Ofensas a crianças nas redes reabre debate sobre exposição infantil

Publicado originalmente em Instituto Palavra Aberta por Mariana Mandelli. Para acessar, clique aqui.

* Mariana Mandelli é coordenadora de comunicação do Instituto Palavra Aberta

Não é segredo que o suposto anonimato garantido por avatares e nomes falsos permite que algumas pessoas se sintam à vontade para ofender conhecidos e desconhecidos nas redes sociais. Ataques gratuitos ao corpo de celebridades também não são novidade. O que causou surpresa nas últimas semanas foi alguns famosos denunciarem que seus filhos e filhas, que ainda são bebês, têm recebido centenas de insultos do tipo.

No fim de outubro, a socialite estadunidense Paris Hilton publicou a primeira foto de Phoenix, de 9 meses, no Instagram e recebeu uma enxurrada de comentários terríveis falando sobre o tamanho da cabeça da criança, muitos dos quais tiravam sarro do menino e apontavam uma suposta negligência médica por parte dela. Por aqui, os influenciadores e ex-BBBs Viih Tube e Eliezer vêm falando há meses sobre a gordofobia que Lua, filha de 7 meses do casal, sofre nas mídias sociais, com mensagens extremamente maldosas.

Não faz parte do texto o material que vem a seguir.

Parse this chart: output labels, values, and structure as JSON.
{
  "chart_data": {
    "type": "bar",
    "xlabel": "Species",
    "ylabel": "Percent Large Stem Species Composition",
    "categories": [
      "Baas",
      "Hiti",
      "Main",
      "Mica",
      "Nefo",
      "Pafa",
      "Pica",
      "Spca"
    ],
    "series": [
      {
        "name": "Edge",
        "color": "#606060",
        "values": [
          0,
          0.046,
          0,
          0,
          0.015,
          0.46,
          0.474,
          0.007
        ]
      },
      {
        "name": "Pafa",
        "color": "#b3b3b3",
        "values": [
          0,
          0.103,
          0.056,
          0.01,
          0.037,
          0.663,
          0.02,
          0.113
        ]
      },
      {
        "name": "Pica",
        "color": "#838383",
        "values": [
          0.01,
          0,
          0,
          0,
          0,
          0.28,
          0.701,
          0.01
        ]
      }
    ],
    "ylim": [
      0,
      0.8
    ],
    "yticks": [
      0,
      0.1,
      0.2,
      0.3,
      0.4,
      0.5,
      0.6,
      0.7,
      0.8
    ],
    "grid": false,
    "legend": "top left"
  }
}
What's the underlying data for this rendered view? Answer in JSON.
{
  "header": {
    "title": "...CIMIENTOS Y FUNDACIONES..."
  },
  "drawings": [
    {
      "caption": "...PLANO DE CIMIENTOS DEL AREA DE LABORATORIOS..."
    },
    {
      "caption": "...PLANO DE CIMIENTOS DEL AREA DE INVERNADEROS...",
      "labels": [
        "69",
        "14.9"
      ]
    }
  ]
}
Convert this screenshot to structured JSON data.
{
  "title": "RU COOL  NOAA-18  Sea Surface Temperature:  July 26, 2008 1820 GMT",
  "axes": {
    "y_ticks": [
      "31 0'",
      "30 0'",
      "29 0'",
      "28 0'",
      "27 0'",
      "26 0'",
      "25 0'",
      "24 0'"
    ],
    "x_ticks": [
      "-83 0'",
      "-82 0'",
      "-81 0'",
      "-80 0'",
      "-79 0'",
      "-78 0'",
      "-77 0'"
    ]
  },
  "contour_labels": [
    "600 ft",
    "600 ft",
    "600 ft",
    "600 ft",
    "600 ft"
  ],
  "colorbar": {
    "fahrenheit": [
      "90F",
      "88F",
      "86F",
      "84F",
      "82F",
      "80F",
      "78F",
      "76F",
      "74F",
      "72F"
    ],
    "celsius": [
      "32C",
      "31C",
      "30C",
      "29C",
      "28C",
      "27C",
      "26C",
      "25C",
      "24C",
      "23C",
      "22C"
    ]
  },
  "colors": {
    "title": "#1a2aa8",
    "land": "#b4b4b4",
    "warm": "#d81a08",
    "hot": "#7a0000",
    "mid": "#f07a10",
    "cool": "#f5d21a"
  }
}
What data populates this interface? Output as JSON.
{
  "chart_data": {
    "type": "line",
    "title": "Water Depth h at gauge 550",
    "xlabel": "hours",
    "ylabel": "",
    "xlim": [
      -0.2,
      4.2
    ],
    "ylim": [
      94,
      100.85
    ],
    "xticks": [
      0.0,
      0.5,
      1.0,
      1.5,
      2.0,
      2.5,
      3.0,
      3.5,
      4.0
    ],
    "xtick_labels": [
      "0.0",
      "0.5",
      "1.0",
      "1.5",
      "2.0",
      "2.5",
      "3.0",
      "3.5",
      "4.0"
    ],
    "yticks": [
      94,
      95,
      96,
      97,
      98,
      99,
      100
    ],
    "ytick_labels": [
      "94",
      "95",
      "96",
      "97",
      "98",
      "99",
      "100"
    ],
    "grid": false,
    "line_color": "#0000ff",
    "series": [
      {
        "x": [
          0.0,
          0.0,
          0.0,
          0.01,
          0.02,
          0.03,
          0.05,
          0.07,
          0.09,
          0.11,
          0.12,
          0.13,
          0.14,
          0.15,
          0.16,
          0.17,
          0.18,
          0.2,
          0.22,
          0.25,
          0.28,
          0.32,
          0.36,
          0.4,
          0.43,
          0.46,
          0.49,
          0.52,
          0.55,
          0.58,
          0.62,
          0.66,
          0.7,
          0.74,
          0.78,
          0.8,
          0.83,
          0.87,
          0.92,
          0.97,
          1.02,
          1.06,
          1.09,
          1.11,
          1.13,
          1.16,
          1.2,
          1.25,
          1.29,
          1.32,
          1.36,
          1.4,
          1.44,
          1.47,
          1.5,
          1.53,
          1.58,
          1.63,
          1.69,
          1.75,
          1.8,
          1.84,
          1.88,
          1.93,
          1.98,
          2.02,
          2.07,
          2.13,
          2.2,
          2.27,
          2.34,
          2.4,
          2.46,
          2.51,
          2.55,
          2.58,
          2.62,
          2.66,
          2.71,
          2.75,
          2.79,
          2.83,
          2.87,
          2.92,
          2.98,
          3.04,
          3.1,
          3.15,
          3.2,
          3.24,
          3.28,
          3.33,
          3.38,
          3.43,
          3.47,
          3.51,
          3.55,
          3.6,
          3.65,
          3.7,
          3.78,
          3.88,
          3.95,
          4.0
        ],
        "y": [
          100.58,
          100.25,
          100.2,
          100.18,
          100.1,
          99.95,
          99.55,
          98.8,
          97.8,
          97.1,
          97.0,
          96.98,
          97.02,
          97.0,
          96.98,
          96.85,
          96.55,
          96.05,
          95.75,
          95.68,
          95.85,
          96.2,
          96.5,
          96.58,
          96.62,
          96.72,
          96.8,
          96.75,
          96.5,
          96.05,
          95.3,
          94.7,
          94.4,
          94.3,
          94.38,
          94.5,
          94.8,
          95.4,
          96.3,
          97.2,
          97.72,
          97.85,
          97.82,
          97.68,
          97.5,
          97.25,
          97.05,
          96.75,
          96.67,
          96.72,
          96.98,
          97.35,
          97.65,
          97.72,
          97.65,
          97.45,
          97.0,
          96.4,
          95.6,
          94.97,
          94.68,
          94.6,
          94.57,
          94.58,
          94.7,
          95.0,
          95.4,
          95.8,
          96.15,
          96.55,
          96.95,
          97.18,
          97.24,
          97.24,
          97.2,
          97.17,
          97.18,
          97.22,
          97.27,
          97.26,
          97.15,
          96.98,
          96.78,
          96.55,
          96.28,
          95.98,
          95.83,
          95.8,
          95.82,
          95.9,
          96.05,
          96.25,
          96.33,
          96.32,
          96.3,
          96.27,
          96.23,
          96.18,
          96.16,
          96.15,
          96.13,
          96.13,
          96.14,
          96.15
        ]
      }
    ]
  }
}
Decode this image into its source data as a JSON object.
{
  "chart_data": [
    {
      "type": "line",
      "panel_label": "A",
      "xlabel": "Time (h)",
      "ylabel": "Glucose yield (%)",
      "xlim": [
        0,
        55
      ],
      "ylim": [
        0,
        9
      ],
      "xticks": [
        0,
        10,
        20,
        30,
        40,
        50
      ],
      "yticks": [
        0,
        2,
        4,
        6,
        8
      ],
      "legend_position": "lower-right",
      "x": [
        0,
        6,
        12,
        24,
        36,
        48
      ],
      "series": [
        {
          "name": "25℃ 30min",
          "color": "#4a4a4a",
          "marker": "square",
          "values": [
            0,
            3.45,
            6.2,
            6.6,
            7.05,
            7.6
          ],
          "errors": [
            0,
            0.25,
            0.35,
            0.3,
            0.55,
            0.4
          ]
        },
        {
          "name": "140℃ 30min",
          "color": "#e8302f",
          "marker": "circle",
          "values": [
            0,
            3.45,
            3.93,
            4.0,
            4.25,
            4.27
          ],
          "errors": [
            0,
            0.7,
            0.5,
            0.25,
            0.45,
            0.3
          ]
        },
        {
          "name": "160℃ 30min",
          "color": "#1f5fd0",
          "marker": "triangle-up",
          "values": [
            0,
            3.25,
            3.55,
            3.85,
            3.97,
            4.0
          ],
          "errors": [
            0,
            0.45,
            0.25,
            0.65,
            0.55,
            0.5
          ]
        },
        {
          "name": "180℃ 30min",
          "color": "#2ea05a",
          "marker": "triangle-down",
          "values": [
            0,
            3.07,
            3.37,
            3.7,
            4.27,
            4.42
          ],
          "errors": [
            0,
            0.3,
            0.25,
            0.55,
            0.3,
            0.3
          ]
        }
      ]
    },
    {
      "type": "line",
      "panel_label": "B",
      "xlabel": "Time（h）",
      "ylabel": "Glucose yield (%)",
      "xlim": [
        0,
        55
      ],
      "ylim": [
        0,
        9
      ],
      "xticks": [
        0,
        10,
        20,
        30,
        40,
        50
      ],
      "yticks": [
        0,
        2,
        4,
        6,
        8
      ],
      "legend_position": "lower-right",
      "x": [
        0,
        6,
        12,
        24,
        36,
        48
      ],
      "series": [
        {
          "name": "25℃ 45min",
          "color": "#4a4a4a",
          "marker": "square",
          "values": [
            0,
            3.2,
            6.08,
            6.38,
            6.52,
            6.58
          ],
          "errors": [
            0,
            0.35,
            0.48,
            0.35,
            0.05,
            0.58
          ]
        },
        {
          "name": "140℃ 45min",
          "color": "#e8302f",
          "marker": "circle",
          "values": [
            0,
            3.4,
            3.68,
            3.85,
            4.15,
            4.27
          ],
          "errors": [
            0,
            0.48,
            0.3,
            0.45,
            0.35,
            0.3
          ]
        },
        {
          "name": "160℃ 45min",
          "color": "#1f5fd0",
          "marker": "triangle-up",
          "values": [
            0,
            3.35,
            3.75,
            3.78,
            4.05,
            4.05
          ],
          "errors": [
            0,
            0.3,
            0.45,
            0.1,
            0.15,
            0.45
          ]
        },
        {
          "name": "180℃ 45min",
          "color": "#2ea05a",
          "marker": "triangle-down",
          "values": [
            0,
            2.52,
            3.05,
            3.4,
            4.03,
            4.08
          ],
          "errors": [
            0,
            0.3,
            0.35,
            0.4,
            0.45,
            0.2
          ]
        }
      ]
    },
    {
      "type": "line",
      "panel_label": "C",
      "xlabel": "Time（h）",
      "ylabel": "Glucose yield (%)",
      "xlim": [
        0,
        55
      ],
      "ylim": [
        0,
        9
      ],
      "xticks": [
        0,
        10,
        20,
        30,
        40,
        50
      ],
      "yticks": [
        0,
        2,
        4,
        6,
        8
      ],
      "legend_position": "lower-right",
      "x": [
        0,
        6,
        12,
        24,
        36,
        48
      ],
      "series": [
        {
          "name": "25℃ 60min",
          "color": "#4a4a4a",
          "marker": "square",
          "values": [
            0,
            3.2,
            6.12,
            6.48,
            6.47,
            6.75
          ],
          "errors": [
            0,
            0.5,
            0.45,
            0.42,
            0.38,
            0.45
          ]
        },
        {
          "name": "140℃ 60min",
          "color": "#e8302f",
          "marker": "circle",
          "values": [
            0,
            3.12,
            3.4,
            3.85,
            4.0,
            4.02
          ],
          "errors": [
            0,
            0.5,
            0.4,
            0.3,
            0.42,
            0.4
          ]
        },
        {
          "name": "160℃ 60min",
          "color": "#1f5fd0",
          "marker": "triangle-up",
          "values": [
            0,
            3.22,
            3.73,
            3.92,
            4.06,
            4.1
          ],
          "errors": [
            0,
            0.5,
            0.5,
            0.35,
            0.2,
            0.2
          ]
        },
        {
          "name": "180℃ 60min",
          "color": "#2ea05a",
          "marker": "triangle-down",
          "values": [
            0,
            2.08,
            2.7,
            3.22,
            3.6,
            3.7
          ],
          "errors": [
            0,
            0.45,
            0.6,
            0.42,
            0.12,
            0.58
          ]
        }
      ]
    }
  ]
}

Situações como essas revelam o potencial tóxico das plataformas digitais, uma vez que crianças muito pequenas, que simplesmente não podem se defender, sofrem agressões sistemáticas de anônimos. O debate sobre esse tema precisa acontecer em duas frentes: tratar das punições aos responsáveis pelas mensagens, que podem ser enquadradas como calúnia, injúria e difamação, e observar o que os responsáveis devem fazer em termos de segurança e proteção dos menores. 

Não se trata de culpabilizar as famílias, mas de refletir sobre a infinidade de situações positivas e negativas a que estamos sujeitando crianças e adolescentes quando disponibilizamos voluntariamente a imagem deles em quaisquer mídias. Um exemplo é o caso da garotinha Alice, que participou de uma grande campanha publicitária de um banco no final de 2021 e se tornou meme nas timelines brasileiras. À época, sua mãe Morgana Secco deu entrevistas criticando o uso do rosto da filha em virais políticos e ofensivos. 

Além dos ataques e do uso indevido das fotos, é preciso reforçar que a gravidade dos delitos pode escalar de forma assombrosa. Um exemplo é a utilização de imagens publicadas de forma aberta em redes sociais para a produção de material pornográfico, criado por pedófilos por meio de inteligência artificial e distribuído de forma indiscriminada. 

Não há justificativa para as agressões cometidas por quem se acha no direito de postar qualquer comentário maldoso apenas porque a criança está em uma imagem ou vídeo compartilhado com o público. Mas também é preciso considerar que a decisão de expor crianças no ambiente digital não deve ser algo corriqueiro. Os riscos também não são baixos para adultos, claro, mas ampará-las e assisti-las enquanto se desenvolvem e ainda não podem decidir sobre o direito à sua própria imagem é um dever dos responsáveis e da sociedade como um todo. 

Portanto, a prática do sharenting — termo usado para definir o compartilhamento de imagens dos filhos e filhas na internet — precisa ser vista com extrema cautela. Não à toa esse tema tem alarmado governos: na França, um projeto de lei quer proibir as famílias de publicar esse tipo de foto e vídeo sem o consentimento dos menores de idade. Há artistas que também demonstram preocupação em relação a isso. A cantora Sandy é um bom exemplo: desde que seu filho Theo, hoje com 9 anos, nasceu, são raríssimas as publicações nas mídias sociais da artista em que ele aparece. E, quando isso acontece, as imagens sempre retratam o menino de costas. 

A consciência de que não temos controle do que pode acontecer assim que apertamos o botão “publicar” precisa ser permanente, e a decisão de postar essas imagens deve ser tomada de forma crítica e ciente dos possíveis perigos. É preciso que as famílias se informem cada vez mais sobre as medidas jurídicas em casos de violência online contra crianças, cobrando das plataformas e das autoridades providências para que isso não aconteça. Por outro lado, é urgente que as pessoas entendam que podem ser punidas por difundir discursos preconceituosos e odiosos nas redes. No mundo conectado, a responsabilização e a responsabilidade dos adultos são fundamentais para que as crianças tenham uma infância saudável.